Alcohol is another example; it is the result of fermentation — another natural process. Although it is legal, regulated, and deeply embedded in our culture, it is also addictive, and fatal at high-doses. Additionally, it is neurotoxic, according to the National Institute on Alcohol Abuse and Alcoholism.
There are also many so-called artificial drugs that are relatively safe at certain doses. Those include acetaminophen (Tylenol), Lysergic acid diethylamide (LSD), and MDMA (ecstasy).
Further, chemists can synthesize many natural psycho-active chemicals in a lab, such as psilocybin and 5-MEO-DMT (more on that later).
The natural-synthetic distinction doesn’t seem to hold up. For some chemicals, it’s hard to distinguish between natural and artificial, especially when chemists can synthesize natural chemicals in a lab. Secondly, there are both natural and artificial drugs that are safe.
Another psycho-active chemical that further contests the clear difference between natural and synthetic is Delta-8-THC.
Delta-8-THC is one of more than a hundred naturally occuring chemicals in cannabis. The high it produces is extremely similar to ‘normal’ THC, aka delta-9-THC. But delta-8-THC is entirely federally legal and is also legal in most states, reports Leafly. Delta-8-THC is legal due to the 2018 Farm Bill, which allows for the sale and possession of hemp products with less than 0.3% delta-9-THC.
Delta-8-THC is found in hemp plants in low-amounts. Operators often extract it through a chemical process for human consumption.

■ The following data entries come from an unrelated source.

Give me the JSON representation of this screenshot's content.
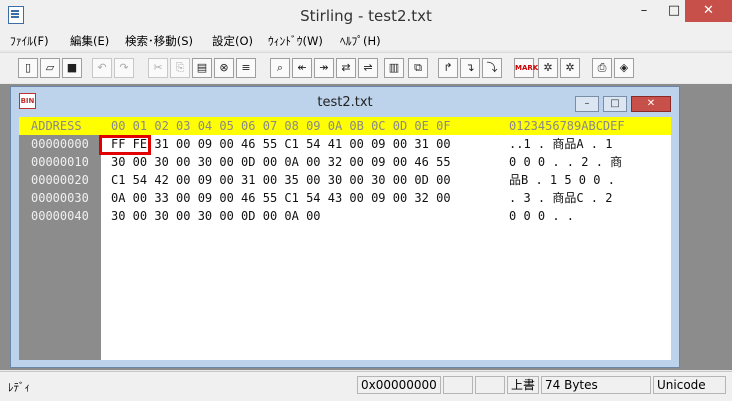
{
  "app": {
    "title": "Stirling - test2.txt",
    "min_label": "–",
    "max_label": "□",
    "close_label": "✕"
  },
  "menu": [
    "ﾌｧｲﾙ(F)",
    "編集(E)",
    "検索･移動(S)",
    "設定(O)",
    "ｳｨﾝﾄﾞｳ(W)",
    "ﾍﾙﾌﾟ(H)"
  ],
  "toolbar": {
    "icons": [
      "new-icon",
      "open-icon",
      "save-icon",
      "undo-icon",
      "redo-icon",
      "cut-icon",
      "copy-icon",
      "paste-icon",
      "delete-icon",
      "paste-special-icon",
      "find-icon",
      "find-prev-icon",
      "find-next-icon",
      "find-replace-icon",
      "compare-icon",
      "jump-icon",
      "insert-file-icon",
      "write-file-icon",
      "fill-icon",
      "mark-icon",
      "mark-next-icon",
      "mark-prev-icon",
      "print-icon",
      "settings-icon"
    ],
    "mark_label": "MARK"
  },
  "child": {
    "title": "test2.txt",
    "icon_label": "BIN",
    "min_label": "–",
    "max_label": "□",
    "close_label": "✕"
  },
  "hex": {
    "header": {
      "address": "ADDRESS",
      "bytes": "00 01 02 03 04 05 06 07 08 09 0A 0B 0C 0D 0E 0F",
      "text": "0123456789ABCDEF"
    },
    "rows": [
      {
        "address": "00000000",
        "bytes": "FF FE 31 00 09 00 46 55 C1 54 41 00 09 00 31 00",
        "text": "..1 . 商品A . 1"
      },
      {
        "address": "00000010",
        "bytes": "30 00 30 00 30 00 0D 00 0A 00 32 00 09 00 46 55",
        "text": "0 0 0 . . 2 . 商"
      },
      {
        "address": "00000020",
        "bytes": "C1 54 42 00 09 00 31 00 35 00 30 00 30 00 0D 00",
        "text": "品B . 1 5 0 0 ."
      },
      {
        "address": "00000030",
        "bytes": "0A 00 33 00 09 00 46 55 C1 54 43 00 09 00 32 00",
        "text": ". 3 . 商品C . 2"
      },
      {
        "address": "00000040",
        "bytes": "30 00 30 00 30 00 0D 00 0A 00",
        "text": "0 0 0 . ."
      }
    ]
  },
  "status": {
    "ready": "ﾚﾃﾞｨ",
    "offset": "0x00000000",
    "mode": "上書",
    "size": "74 Bytes",
    "encoding": "Unicode"
  }
}
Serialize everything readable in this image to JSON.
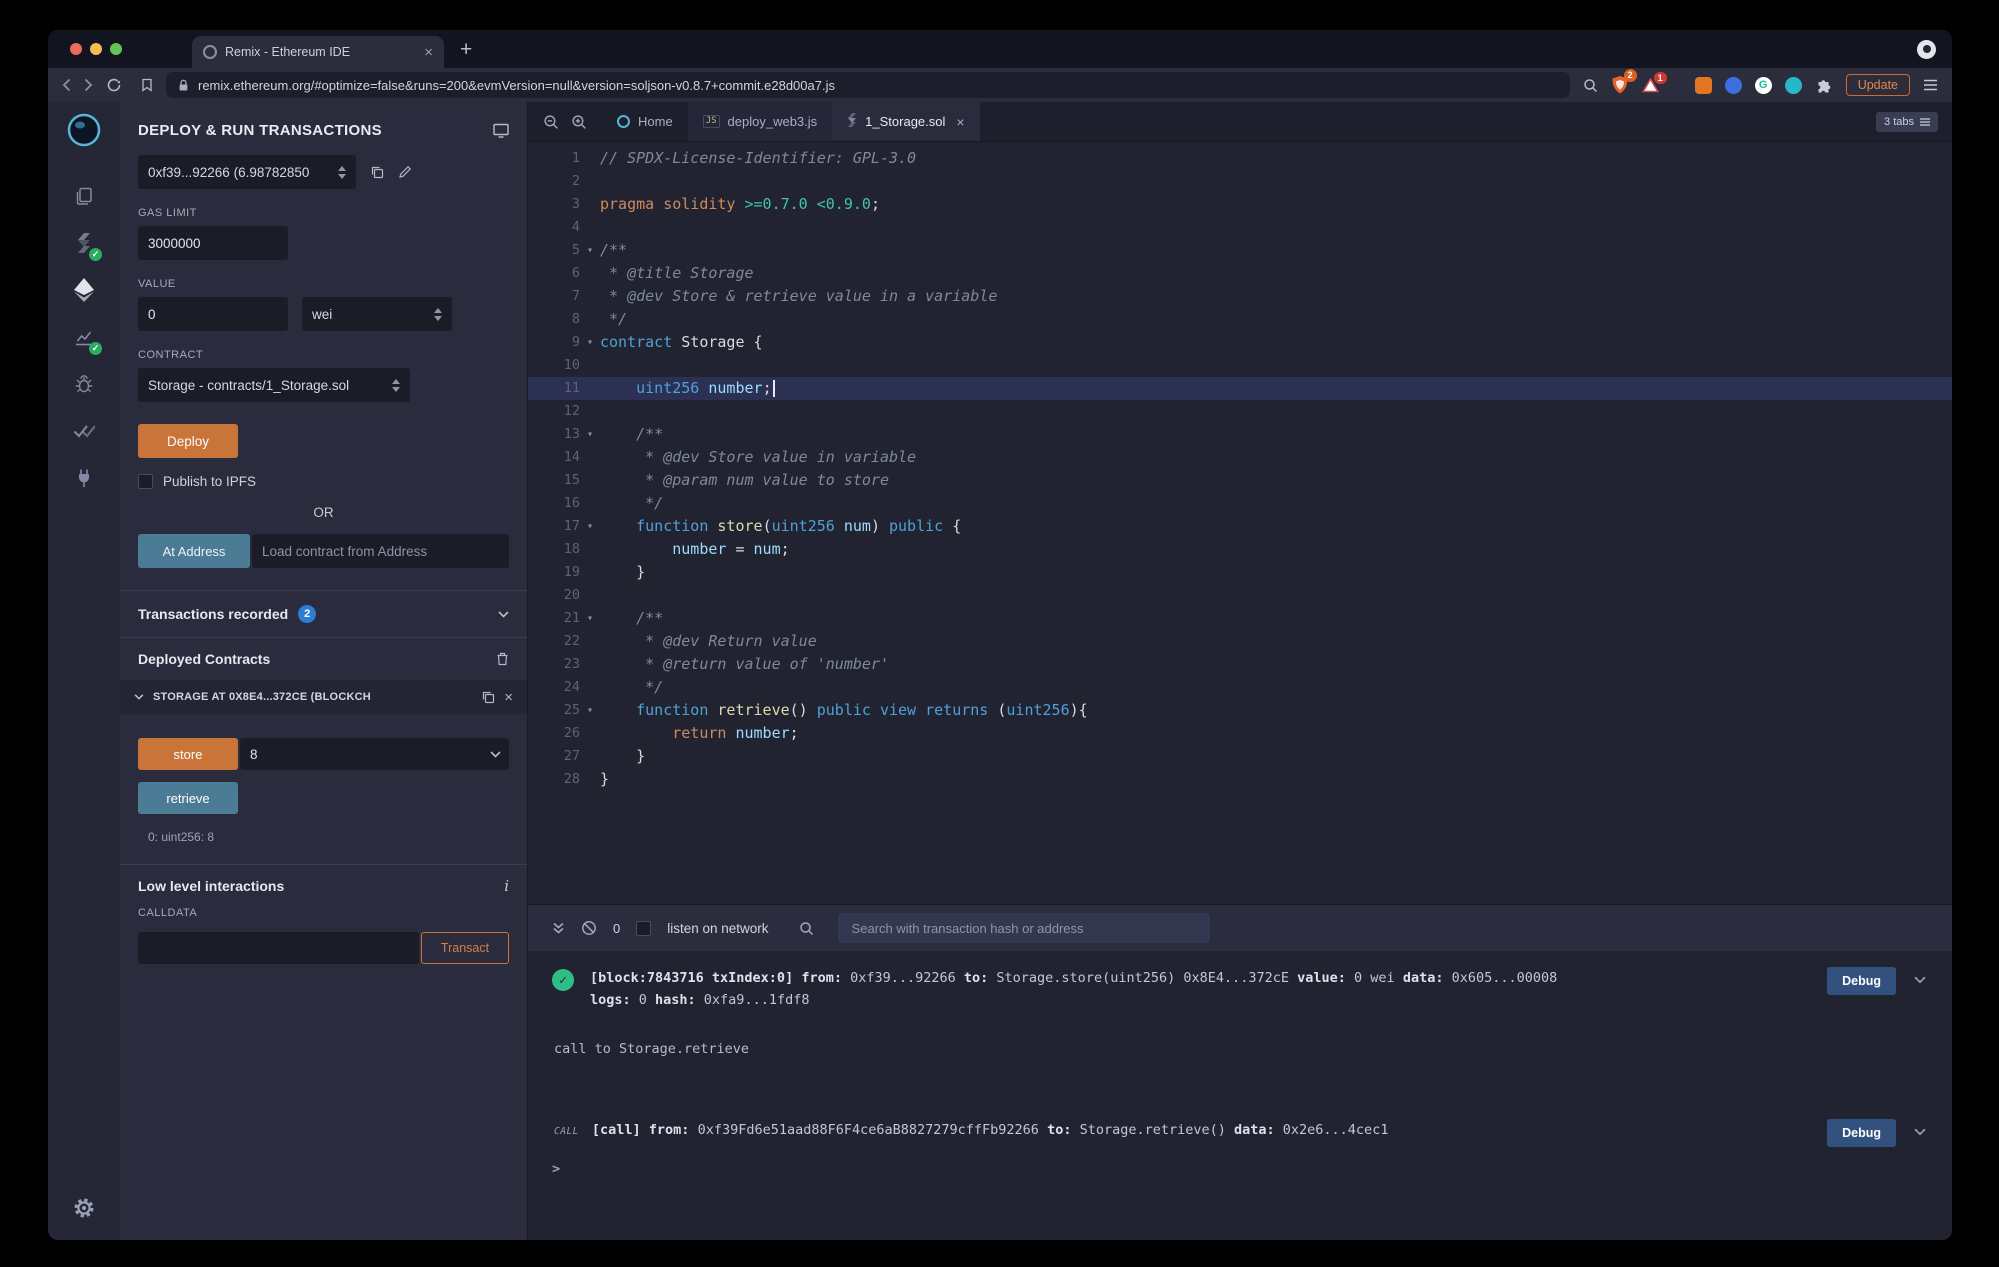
{
  "glyphs": {
    "close": "×",
    "plus": "+",
    "fold": "▾",
    "check": "✓",
    "ext_g": "G",
    "js": "JS"
  },
  "browser": {
    "tab_title": "Remix - Ethereum IDE",
    "url": "remix.ethereum.org/#optimize=false&runs=200&evmVersion=null&version=soljson-v0.8.7+commit.e28d00a7.js",
    "shield_badge": "2",
    "rewards_badge": "1",
    "update_label": "Update"
  },
  "panel": {
    "title": "DEPLOY & RUN TRANSACTIONS",
    "account_value": "0xf39...92266 (6.98782850",
    "gas_label": "GAS LIMIT",
    "gas_value": "3000000",
    "value_label": "VALUE",
    "value_amount": "0",
    "value_unit": "wei",
    "contract_label": "CONTRACT",
    "contract_value": "Storage - contracts/1_Storage.sol",
    "deploy_label": "Deploy",
    "publish_label": "Publish to IPFS",
    "or_label": "OR",
    "at_address_label": "At Address",
    "at_address_placeholder": "Load contract from Address",
    "tx_recorded_label": "Transactions recorded",
    "tx_recorded_count": "2",
    "deployed_label": "Deployed Contracts",
    "deployed_contract_title": "STORAGE AT 0X8E4...372CE (BLOCKCH",
    "store_label": "store",
    "store_value": "8",
    "retrieve_label": "retrieve",
    "retrieve_result": "0: uint256: 8",
    "low_level_label": "Low level interactions",
    "calldata_label": "CALLDATA",
    "transact_label": "Transact"
  },
  "tabsbar": {
    "home_label": "Home",
    "js_tab_label": "deploy_web3.js",
    "sol_tab_label": "1_Storage.sol",
    "tabs_count": "3 tabs"
  },
  "editor": {
    "lines": [
      {
        "n": 1,
        "t": [
          [
            "c",
            "// SPDX-License-Identifier: GPL-3.0"
          ]
        ]
      },
      {
        "n": 2
      },
      {
        "n": 3,
        "t": [
          [
            "p",
            "pragma solidity "
          ],
          [
            "n",
            ">=0.7.0 <0.9.0"
          ],
          [
            "w",
            ";"
          ]
        ]
      },
      {
        "n": 4
      },
      {
        "n": 5,
        "fold": true,
        "t": [
          [
            "c",
            "/**"
          ]
        ]
      },
      {
        "n": 6,
        "t": [
          [
            "c",
            " * @title Storage"
          ]
        ]
      },
      {
        "n": 7,
        "t": [
          [
            "c",
            " * @dev Store & retrieve value in a variable"
          ]
        ]
      },
      {
        "n": 8,
        "t": [
          [
            "c",
            " */"
          ]
        ]
      },
      {
        "n": 9,
        "fold": true,
        "t": [
          [
            "k",
            "contract"
          ],
          [
            "w",
            " Storage {"
          ]
        ]
      },
      {
        "n": 10
      },
      {
        "n": 11,
        "hl": true,
        "cursor": true,
        "t": [
          [
            "w",
            "    "
          ],
          [
            "k",
            "uint256"
          ],
          [
            "w",
            " "
          ],
          [
            "v",
            "number"
          ],
          [
            "w",
            ";"
          ]
        ]
      },
      {
        "n": 12
      },
      {
        "n": 13,
        "fold": true,
        "t": [
          [
            "w",
            "    "
          ],
          [
            "c",
            "/**"
          ]
        ]
      },
      {
        "n": 14,
        "t": [
          [
            "w",
            "    "
          ],
          [
            "c",
            " * @dev Store value in variable"
          ]
        ]
      },
      {
        "n": 15,
        "t": [
          [
            "w",
            "    "
          ],
          [
            "c",
            " * @param num value to store"
          ]
        ]
      },
      {
        "n": 16,
        "t": [
          [
            "w",
            "    "
          ],
          [
            "c",
            " */"
          ]
        ]
      },
      {
        "n": 17,
        "fold": true,
        "t": [
          [
            "w",
            "    "
          ],
          [
            "k",
            "function"
          ],
          [
            "w",
            " "
          ],
          [
            "f",
            "store"
          ],
          [
            "w",
            "("
          ],
          [
            "k",
            "uint256"
          ],
          [
            "w",
            " "
          ],
          [
            "v",
            "num"
          ],
          [
            "w",
            ") "
          ],
          [
            "k",
            "public"
          ],
          [
            "w",
            " {"
          ]
        ]
      },
      {
        "n": 18,
        "t": [
          [
            "w",
            "        "
          ],
          [
            "v",
            "number"
          ],
          [
            "w",
            " = "
          ],
          [
            "v",
            "num"
          ],
          [
            "w",
            ";"
          ]
        ]
      },
      {
        "n": 19,
        "t": [
          [
            "w",
            "    }"
          ]
        ]
      },
      {
        "n": 20
      },
      {
        "n": 21,
        "fold": true,
        "t": [
          [
            "w",
            "    "
          ],
          [
            "c",
            "/**"
          ]
        ]
      },
      {
        "n": 22,
        "t": [
          [
            "w",
            "    "
          ],
          [
            "c",
            " * @dev Return value"
          ]
        ]
      },
      {
        "n": 23,
        "t": [
          [
            "w",
            "    "
          ],
          [
            "c",
            " * @return value of 'number'"
          ]
        ]
      },
      {
        "n": 24,
        "t": [
          [
            "w",
            "    "
          ],
          [
            "c",
            " */"
          ]
        ]
      },
      {
        "n": 25,
        "fold": true,
        "t": [
          [
            "w",
            "    "
          ],
          [
            "k",
            "function"
          ],
          [
            "w",
            " "
          ],
          [
            "f",
            "retrieve"
          ],
          [
            "w",
            "() "
          ],
          [
            "k",
            "public"
          ],
          [
            "w",
            " "
          ],
          [
            "k",
            "view"
          ],
          [
            "w",
            " "
          ],
          [
            "k",
            "returns"
          ],
          [
            "w",
            " ("
          ],
          [
            "k",
            "uint256"
          ],
          [
            "w",
            "){"
          ]
        ]
      },
      {
        "n": 26,
        "t": [
          [
            "w",
            "        "
          ],
          [
            "p",
            "return"
          ],
          [
            "w",
            " "
          ],
          [
            "v",
            "number"
          ],
          [
            "w",
            ";"
          ]
        ]
      },
      {
        "n": 27,
        "t": [
          [
            "w",
            "    }"
          ]
        ]
      },
      {
        "n": 28,
        "t": [
          [
            "w",
            "}"
          ]
        ]
      }
    ]
  },
  "terminal": {
    "pending_count": "0",
    "listen_label": "listen on network",
    "search_placeholder": "Search with transaction hash or address",
    "prompt": ">",
    "logs": [
      {
        "kind": "tx",
        "lines": [
          [
            [
              "b",
              "[block:7843716 txIndex:0] "
            ],
            [
              "b",
              "from:"
            ],
            [
              "v",
              " 0xf39...92266 "
            ],
            [
              "b",
              "to:"
            ],
            [
              "v",
              " Storage.store(uint256) 0x8E4...372cE "
            ],
            [
              "b",
              "value:"
            ],
            [
              "v",
              " 0 wei "
            ],
            [
              "b",
              "data:"
            ],
            [
              "v",
              " 0x605...00008 "
            ]
          ],
          [
            [
              "b",
              "logs:"
            ],
            [
              "v",
              " 0 "
            ],
            [
              "b",
              "hash:"
            ],
            [
              "v",
              " 0xfa9...1fdf8"
            ]
          ]
        ],
        "button": "Debug"
      },
      {
        "kind": "text",
        "text": "call to Storage.retrieve"
      },
      {
        "kind": "call",
        "prefix": "call",
        "lines": [
          [
            [
              "b",
              "[call] "
            ],
            [
              "b",
              "from:"
            ],
            [
              "v",
              " 0xf39Fd6e51aad88F6F4ce6aB8827279cffFb92266 "
            ],
            [
              "b",
              "to:"
            ],
            [
              "v",
              " Storage.retrieve() "
            ],
            [
              "b",
              "data:"
            ],
            [
              "v",
              " 0x2e6...4cec1"
            ]
          ]
        ],
        "button": "Debug"
      }
    ]
  }
}
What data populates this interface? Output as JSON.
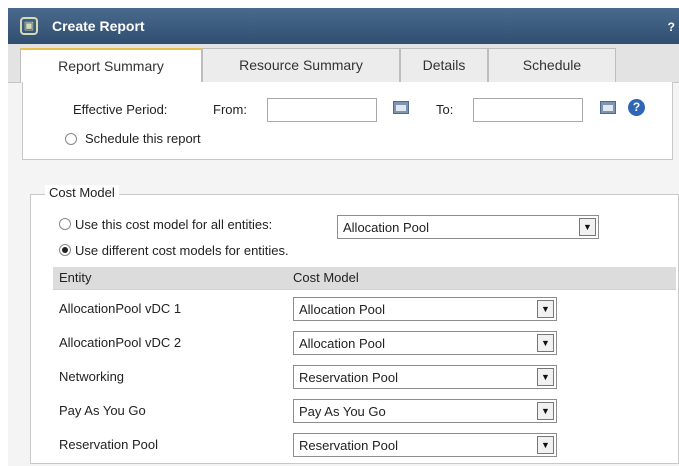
{
  "window": {
    "title": "Create Report",
    "help_glyph": "?"
  },
  "tabs": [
    {
      "label": "Report Summary",
      "active": true
    },
    {
      "label": "Resource Summary",
      "active": false
    },
    {
      "label": "Details",
      "active": false
    },
    {
      "label": "Schedule",
      "active": false
    }
  ],
  "period": {
    "label": "Effective Period:",
    "from_label": "From:",
    "to_label": "To:",
    "from_value": "",
    "to_value": ""
  },
  "schedule": {
    "label": "Schedule this report",
    "checked": false
  },
  "cost_model": {
    "legend": "Cost Model",
    "option_all": {
      "label": "Use this cost model for all entities:",
      "checked": false,
      "select_value": "Allocation Pool"
    },
    "option_different": {
      "label": "Use different cost models for entities.",
      "checked": true
    },
    "columns": [
      "Entity",
      "Cost Model"
    ],
    "rows": [
      {
        "entity": "AllocationPool vDC 1",
        "cost_model": "Allocation Pool"
      },
      {
        "entity": "AllocationPool vDC 2",
        "cost_model": "Allocation Pool"
      },
      {
        "entity": "Networking",
        "cost_model": "Reservation Pool"
      },
      {
        "entity": "Pay As You Go",
        "cost_model": "Pay As You Go"
      },
      {
        "entity": "Reservation Pool",
        "cost_model": "Reservation Pool"
      }
    ]
  },
  "icons": {
    "app": "report-app-icon",
    "calendar": "calendar-icon",
    "help": "help-icon",
    "dropdown": "dropdown-arrow-icon"
  },
  "colors": {
    "titlebar": "#3a5a7e",
    "active_tab_accent": "#e8c04a",
    "help_blue": "#2f66b5"
  }
}
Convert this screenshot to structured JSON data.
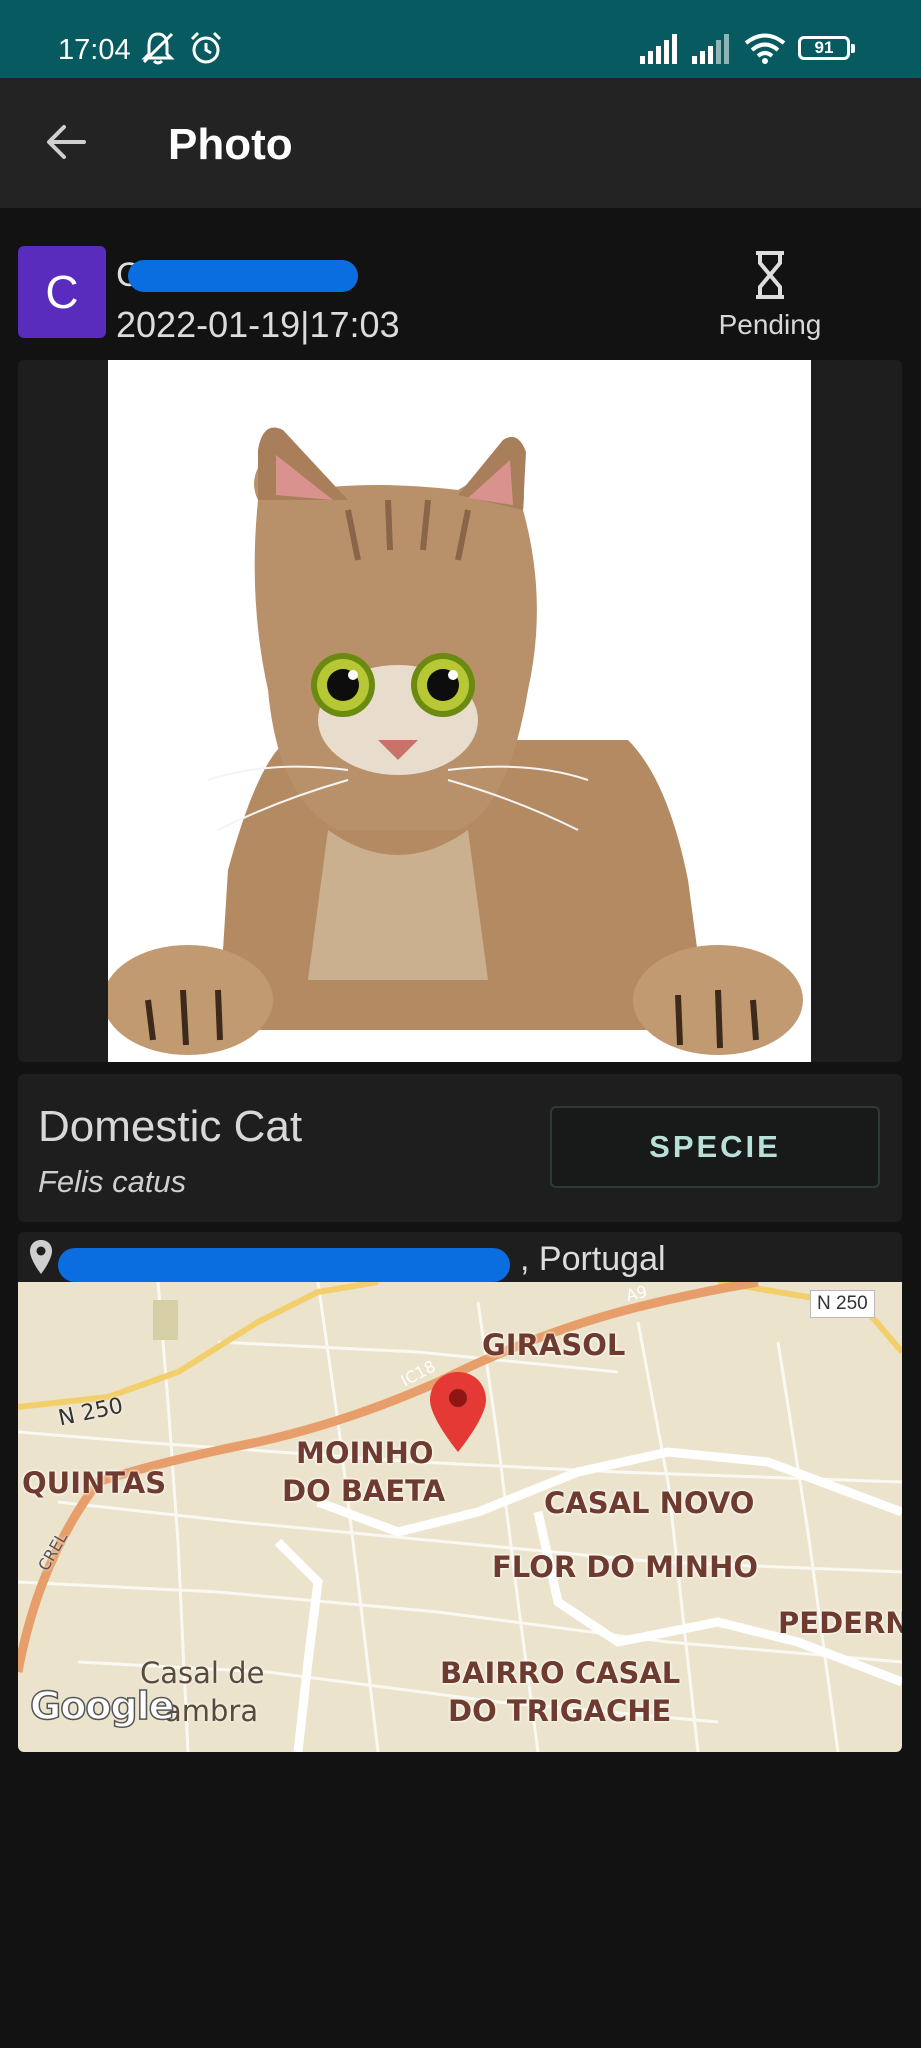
{
  "status_bar": {
    "time": "17:04",
    "battery": "91",
    "icons": [
      "mute-icon",
      "alarm-icon",
      "signal-icon",
      "signal-icon",
      "wifi-icon",
      "battery-icon"
    ]
  },
  "app_bar": {
    "title": "Photo",
    "back_icon": "arrow-left-icon"
  },
  "post": {
    "avatar_letter": "C",
    "username": "C",
    "datetime": "2022-01-19|17:03",
    "status": "Pending",
    "status_icon": "hourglass-icon"
  },
  "species": {
    "common_name": "Domestic Cat",
    "scientific_name": "Felis catus",
    "button_label": "SPECIE"
  },
  "location": {
    "text": ", Portugal",
    "pin_icon": "location-pin-icon"
  },
  "map": {
    "labels": {
      "girasol": "GIRASOL",
      "moinho1": "MOINHO",
      "moinho2": "DO BAETA",
      "quintas": "QUINTAS",
      "casal_novo": "CASAL NOVO",
      "flor_minho": "FLOR DO MINHO",
      "pedern": "PEDERN",
      "bairro1": "BAIRRO CASAL",
      "bairro2": "DO TRIGACHE",
      "casal_de": "Casal de",
      "cambra": "ambra",
      "n250_left": "N 250",
      "n250_shield": "N 250",
      "ic18": "IC18",
      "a9": "A9",
      "crel": "CREL"
    },
    "attribution": "Google"
  },
  "colors": {
    "status_bar": "#065a60",
    "app_bar": "#232323",
    "background": "#121212",
    "card": "#1e1e1e",
    "avatar": "#5a2cbd",
    "redaction": "#0a6ee0",
    "button_text": "#b9e0d8",
    "map_pin": "#e53935"
  }
}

Bentley Post, senior editor of Delta 8, an online resource center and supplier of Delta-8-THC, says that:
“Although occurring naturally in small quantities in the cannabis plant, the bulk of Delta 8-THC used for consumer products is produced from a cannabinol [CBD] conversion. This cannabinol conversation essentially involves converting naturally occurring CBD isolate or distillate (extracted from Hemp) into Delta 8-THC by a chemical process first patented in 2002.”
So, because the plant produces such low amounts of it, operators produce the Delta-8-THC that they provide to consumers through a synthetic process. Yet, the chemical that is ultimately produced is still Delta-8-THC.
As Post says, “the process that occurs to convert readably available CBD isolate/distillate into Delta 8-THC is simply speeding up what would have naturally occurred in the plant.”
Delta-8-THC clearly doesn’t fit into the natural-synthetic dichotomy that many have established for drugs.
On a recent episode of the Viceland show, Hamilton’s Pharmacopeia, host Hamilton Morris details how to synthesize 5-MEO-DMT. To do this, he shows himself producing it within a lab.
To Morris, the option to synthesize the substance is important.That’s because the only natural way to obtain 5-MEO-DMT is by extracting it from the Bufo alvarius toad, reports Forbes.
As such, Morris is concerned that over-harvesting these toads for the drug would eventually lead to their extinction. Currently, the toads are on California’s endangered list and New Mexico’s threatened list.
Morris then presents his findings at a psychedelic conference. He says that synthetic 5-MEO-DMT is the exact same chemical that the toad secretes. Additionally, use of the synthetic chemical could save the toads from extinction. However, the attendees are apprehensive to accept his proposal. Their reasoning: they prefer to use the natural version of the chemical that comes from the toad.
Even when Morris presents scientific evidence that proves both synthetic and natural versions of the substance are the exact same chemical, and that ceasing use of the natural version could save the toads, the audience still picks the natural version. There is even a study in the scientific journal ACS Omega that corroborates his claim. The study finds that the exact same psycho-active chemical that the toad secretes (5-MEO-DMT) can be synthesized.
The natural-synthetic distinction in drugs isn’t something that the public clearly defines. Nor is it something that determines the safety or potential use of a given chemical. There are both good and bad natural and synthetic substances; but chemicals are chemicals.